As we go about our days, how often do we fidget, compared to how frequently we make larger movements, like walking down the hall? And how rare is a trek across town compared to that same walk down the hall? Animals tend to follow a mathematical law that relates the size of our movements to how often we do them.
This law posits that small-to-medium movements and large-to-huge movements are related in the same way, that is, the law is ‘scale-free’, it holds the same for different scales of movement. Surprisingly, measurements of brain activity also follow this scale-free law: the level of activation of a group of neurons relates to how often they are activated in the same way for different levels of activation.

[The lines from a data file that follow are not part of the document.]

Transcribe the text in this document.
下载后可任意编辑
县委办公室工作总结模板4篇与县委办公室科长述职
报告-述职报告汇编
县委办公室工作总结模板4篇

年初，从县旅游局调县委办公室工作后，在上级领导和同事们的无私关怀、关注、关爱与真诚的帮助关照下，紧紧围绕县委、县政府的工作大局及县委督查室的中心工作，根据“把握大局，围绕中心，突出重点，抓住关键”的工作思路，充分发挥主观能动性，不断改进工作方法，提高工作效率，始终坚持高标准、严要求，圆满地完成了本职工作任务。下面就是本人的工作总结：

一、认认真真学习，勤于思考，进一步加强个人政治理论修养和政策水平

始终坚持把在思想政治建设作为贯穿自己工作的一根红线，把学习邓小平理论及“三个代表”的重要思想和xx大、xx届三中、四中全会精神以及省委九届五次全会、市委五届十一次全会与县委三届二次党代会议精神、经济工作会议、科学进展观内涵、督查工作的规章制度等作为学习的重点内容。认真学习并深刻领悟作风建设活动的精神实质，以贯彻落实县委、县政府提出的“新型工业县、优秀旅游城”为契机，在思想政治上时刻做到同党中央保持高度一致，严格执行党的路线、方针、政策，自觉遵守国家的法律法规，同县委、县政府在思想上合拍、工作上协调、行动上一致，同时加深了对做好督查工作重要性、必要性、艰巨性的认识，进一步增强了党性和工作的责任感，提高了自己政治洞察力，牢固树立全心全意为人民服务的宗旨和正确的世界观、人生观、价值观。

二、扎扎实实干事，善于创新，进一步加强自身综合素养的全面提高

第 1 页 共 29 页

Although body movements and brain activity behave in a mathematically similar way, these two facts had not previously been linked. Jones et al. studied body movements and brain activity in mice, and found that scale-free body movements were linked to scale-free brain activity, but only in certain subsets of neurons. This observation had been hidden because other subsets of neurons compete with scale-free neurons. When the scale-free neurons turn on, the competing groups turn off. When averaged together, these fluctuations cancel out.
The findings of Jones et al. provide a new understanding of how brain and body dynamics are orchestrated in healthy organisms. In particular, their results suggest that the complex, multi-scale nature of behavior and body movements may emerge from brain activity operating at a critical tipping point between order and disorder, at the edge of chaos.